Stop reading, take a breath, and wait one minute.
Your government just gave over $2,600 to the fossil fuel industry.
Add up all these minutes and you get just under $1.4 billion each year that Canada is currently giving to some of the richest corporations on the planet. According to a recent report from the Center for American Progress, profits from five of the world's largest oil companies all rose in 2011 with a total profit of $137 billion. All this while producing less oil on a global scale.
Looking globally, the International Energy Agency has calculated that ending fossil fuel subsidies from 37 of the planets most polluting nations would bring the entire planet halfway to keeping global temperature rise below 2°C, the scientific red-line for preventing worst case climate change scenarios. In hard numbers, ending subsidies equals deep the kind of deep emissions cuts that have been sorely needed for years, cutting 750 million tonnes of CO2 every year by 2015, totalling 2.6 gigatonnes by 2035.
At home, we are facing rumours of a coming federal austerity budget that could push unemployment even higher in Canada.

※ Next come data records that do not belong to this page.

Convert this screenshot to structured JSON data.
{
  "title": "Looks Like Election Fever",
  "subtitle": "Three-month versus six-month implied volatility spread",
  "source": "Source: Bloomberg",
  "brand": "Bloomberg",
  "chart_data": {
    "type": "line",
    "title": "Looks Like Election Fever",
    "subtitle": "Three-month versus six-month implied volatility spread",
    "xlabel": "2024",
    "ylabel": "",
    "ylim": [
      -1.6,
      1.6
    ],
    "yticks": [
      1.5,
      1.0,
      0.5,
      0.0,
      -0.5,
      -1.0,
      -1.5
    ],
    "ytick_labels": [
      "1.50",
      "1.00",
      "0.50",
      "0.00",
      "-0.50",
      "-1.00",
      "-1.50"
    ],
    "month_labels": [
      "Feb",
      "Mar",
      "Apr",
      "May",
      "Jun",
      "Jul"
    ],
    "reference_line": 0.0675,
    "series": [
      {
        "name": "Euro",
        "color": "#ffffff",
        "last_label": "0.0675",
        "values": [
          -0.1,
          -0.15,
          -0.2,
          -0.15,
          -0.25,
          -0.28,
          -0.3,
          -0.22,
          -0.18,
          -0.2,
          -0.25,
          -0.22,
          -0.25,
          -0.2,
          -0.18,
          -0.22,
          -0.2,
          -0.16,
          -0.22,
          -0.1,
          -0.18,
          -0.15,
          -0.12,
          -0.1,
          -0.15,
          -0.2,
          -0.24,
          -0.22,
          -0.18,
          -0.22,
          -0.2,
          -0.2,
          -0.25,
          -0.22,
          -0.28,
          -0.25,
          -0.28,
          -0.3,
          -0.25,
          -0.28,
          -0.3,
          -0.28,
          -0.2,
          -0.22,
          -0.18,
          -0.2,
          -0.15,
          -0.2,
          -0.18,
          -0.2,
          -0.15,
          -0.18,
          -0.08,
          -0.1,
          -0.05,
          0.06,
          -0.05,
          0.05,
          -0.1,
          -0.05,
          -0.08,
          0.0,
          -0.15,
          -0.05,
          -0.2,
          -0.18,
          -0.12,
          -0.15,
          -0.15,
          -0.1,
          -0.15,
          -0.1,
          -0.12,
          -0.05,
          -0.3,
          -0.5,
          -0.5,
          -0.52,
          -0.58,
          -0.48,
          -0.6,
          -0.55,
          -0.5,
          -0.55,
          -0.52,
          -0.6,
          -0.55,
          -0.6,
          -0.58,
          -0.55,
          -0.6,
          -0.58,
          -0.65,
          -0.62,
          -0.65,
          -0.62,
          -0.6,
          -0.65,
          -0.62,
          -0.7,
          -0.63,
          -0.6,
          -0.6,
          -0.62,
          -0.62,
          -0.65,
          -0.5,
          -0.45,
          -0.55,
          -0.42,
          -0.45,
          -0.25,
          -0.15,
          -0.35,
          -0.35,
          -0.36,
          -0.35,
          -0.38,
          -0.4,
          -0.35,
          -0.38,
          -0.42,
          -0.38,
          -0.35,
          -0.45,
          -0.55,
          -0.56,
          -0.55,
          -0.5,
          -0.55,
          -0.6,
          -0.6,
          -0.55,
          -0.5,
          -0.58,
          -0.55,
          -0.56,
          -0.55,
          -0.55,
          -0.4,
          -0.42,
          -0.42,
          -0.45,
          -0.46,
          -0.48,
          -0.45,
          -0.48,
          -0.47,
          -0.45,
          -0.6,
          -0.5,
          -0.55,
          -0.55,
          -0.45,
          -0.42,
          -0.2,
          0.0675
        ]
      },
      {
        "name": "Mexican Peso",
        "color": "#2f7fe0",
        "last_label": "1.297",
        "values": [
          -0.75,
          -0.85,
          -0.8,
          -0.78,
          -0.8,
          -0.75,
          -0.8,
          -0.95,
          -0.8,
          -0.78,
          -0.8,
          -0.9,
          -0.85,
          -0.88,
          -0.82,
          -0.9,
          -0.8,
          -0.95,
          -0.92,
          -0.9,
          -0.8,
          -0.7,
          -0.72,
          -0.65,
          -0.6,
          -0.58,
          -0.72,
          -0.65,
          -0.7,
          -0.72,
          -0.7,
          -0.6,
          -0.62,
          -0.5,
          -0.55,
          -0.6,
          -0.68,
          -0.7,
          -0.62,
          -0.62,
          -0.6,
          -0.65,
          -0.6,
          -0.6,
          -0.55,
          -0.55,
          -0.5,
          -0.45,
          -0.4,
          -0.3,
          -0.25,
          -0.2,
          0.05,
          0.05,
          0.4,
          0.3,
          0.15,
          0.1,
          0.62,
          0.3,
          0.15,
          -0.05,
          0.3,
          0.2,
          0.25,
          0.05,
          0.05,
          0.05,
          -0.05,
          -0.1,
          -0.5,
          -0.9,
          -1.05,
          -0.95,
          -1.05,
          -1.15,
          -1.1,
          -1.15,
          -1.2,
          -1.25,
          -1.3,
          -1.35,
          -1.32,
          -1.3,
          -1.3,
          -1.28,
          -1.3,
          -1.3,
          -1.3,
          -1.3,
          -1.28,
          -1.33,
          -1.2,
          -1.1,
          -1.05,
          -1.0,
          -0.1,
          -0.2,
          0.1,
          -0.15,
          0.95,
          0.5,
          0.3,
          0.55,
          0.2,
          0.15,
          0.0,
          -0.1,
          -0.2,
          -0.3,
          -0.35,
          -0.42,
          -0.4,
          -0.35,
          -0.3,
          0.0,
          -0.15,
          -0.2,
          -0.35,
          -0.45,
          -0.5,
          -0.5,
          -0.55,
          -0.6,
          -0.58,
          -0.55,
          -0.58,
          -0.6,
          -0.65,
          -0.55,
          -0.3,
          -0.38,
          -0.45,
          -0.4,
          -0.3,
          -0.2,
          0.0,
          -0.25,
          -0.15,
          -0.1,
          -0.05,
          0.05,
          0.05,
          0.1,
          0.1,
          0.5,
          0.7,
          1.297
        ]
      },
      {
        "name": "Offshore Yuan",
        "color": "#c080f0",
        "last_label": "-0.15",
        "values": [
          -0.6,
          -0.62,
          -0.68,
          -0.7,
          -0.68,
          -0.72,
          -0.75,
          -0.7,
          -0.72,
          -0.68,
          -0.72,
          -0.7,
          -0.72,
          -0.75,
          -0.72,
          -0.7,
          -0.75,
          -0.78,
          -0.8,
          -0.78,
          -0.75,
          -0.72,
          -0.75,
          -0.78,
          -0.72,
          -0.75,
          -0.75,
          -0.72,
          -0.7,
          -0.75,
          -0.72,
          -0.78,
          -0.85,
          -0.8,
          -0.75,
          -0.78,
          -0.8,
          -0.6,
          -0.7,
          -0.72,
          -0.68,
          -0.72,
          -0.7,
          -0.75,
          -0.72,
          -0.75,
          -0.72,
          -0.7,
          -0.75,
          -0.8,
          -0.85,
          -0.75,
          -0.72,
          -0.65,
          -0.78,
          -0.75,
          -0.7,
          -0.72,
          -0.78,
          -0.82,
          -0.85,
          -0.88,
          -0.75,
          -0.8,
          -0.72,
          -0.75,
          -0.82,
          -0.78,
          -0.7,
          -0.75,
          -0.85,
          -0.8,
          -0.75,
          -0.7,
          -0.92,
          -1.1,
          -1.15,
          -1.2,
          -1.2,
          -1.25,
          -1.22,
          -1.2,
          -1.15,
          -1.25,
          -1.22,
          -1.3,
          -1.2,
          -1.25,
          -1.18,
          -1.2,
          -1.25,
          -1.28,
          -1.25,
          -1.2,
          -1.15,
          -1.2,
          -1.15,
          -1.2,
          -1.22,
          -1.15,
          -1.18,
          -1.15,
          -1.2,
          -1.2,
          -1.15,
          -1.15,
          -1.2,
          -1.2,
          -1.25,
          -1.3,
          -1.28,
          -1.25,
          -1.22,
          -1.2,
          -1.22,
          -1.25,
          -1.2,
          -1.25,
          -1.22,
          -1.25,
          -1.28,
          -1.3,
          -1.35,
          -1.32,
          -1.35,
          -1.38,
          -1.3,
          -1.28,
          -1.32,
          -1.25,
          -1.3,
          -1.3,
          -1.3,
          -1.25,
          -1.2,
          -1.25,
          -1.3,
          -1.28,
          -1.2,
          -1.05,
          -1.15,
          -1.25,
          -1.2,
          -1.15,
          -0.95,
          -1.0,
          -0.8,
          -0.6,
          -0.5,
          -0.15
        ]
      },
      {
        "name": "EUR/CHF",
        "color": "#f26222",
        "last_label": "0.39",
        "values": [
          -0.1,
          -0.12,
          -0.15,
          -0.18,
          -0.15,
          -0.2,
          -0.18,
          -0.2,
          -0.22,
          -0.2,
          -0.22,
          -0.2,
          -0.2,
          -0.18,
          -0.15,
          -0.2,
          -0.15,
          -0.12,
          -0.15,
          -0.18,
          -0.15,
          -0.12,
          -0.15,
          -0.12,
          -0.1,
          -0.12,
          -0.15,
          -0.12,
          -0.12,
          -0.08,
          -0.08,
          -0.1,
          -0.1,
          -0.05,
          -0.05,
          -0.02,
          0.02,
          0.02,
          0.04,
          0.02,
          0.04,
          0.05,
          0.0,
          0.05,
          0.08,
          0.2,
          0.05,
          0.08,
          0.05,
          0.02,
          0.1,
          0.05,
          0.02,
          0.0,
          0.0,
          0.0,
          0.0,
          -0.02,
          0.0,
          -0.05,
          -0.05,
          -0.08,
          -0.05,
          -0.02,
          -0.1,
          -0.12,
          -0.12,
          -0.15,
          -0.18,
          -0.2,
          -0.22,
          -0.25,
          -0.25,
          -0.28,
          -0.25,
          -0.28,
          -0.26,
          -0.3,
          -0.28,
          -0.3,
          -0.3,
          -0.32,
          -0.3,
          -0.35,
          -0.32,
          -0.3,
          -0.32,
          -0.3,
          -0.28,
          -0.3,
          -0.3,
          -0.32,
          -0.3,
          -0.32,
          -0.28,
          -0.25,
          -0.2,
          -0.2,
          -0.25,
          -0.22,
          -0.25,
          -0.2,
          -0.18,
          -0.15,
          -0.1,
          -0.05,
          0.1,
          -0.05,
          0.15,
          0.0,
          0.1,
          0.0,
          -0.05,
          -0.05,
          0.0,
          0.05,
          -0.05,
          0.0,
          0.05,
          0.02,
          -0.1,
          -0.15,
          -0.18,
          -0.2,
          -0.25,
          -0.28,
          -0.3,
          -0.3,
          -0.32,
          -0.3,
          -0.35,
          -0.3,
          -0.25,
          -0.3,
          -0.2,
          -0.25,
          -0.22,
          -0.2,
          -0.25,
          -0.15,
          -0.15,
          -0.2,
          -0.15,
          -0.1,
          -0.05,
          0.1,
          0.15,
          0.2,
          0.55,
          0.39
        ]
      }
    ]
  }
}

On top of this, debt is increasing across Canada and both of these factors are hitting youth especially hard. According to the Canadian Center for Policy Alternatives' Alternative Federal Budget, instead of subsidizing pollution, this $1.4 billion could reduce university tuition by 57 per cent across Canada. In doing so we would be making education more accessible, and starting to take on the ever-increasing student debt load in Canada.
This is just one example of the dozens of things that $1.4 billion could go towards, from green energy transition strategies to job creation plans, affordable childcare, and much more. Take renewable energy for example: Not only would a $1.4 billion investment into making renewable energy technology affordable and accessible bring us closer to building a just and sustainable future, investments in renewable energy have a higher rate of job creation per dollar than the fossil fuel industry. A study by the Center for American Progress shows that for each dollar invested into the fossil fuel sector an average of 5.3 jobs are created, the same amount invested into the renewable sector yields an average of 16.7 jobs.
Simply put, neither our planet, our economy, or my generation can afford to keep paying these subsidies. No one, and especially not the richest corporations on the planet, deserve a minimum wage of $157,000 per hour, especially with youth unemployment continuing to climb and while their pollution outputs are endangering the lives and livelihoods of people across the globe.
In the words of one former Conservative Member of Parliament, this shouldn't even be a debate, its a "no brainer."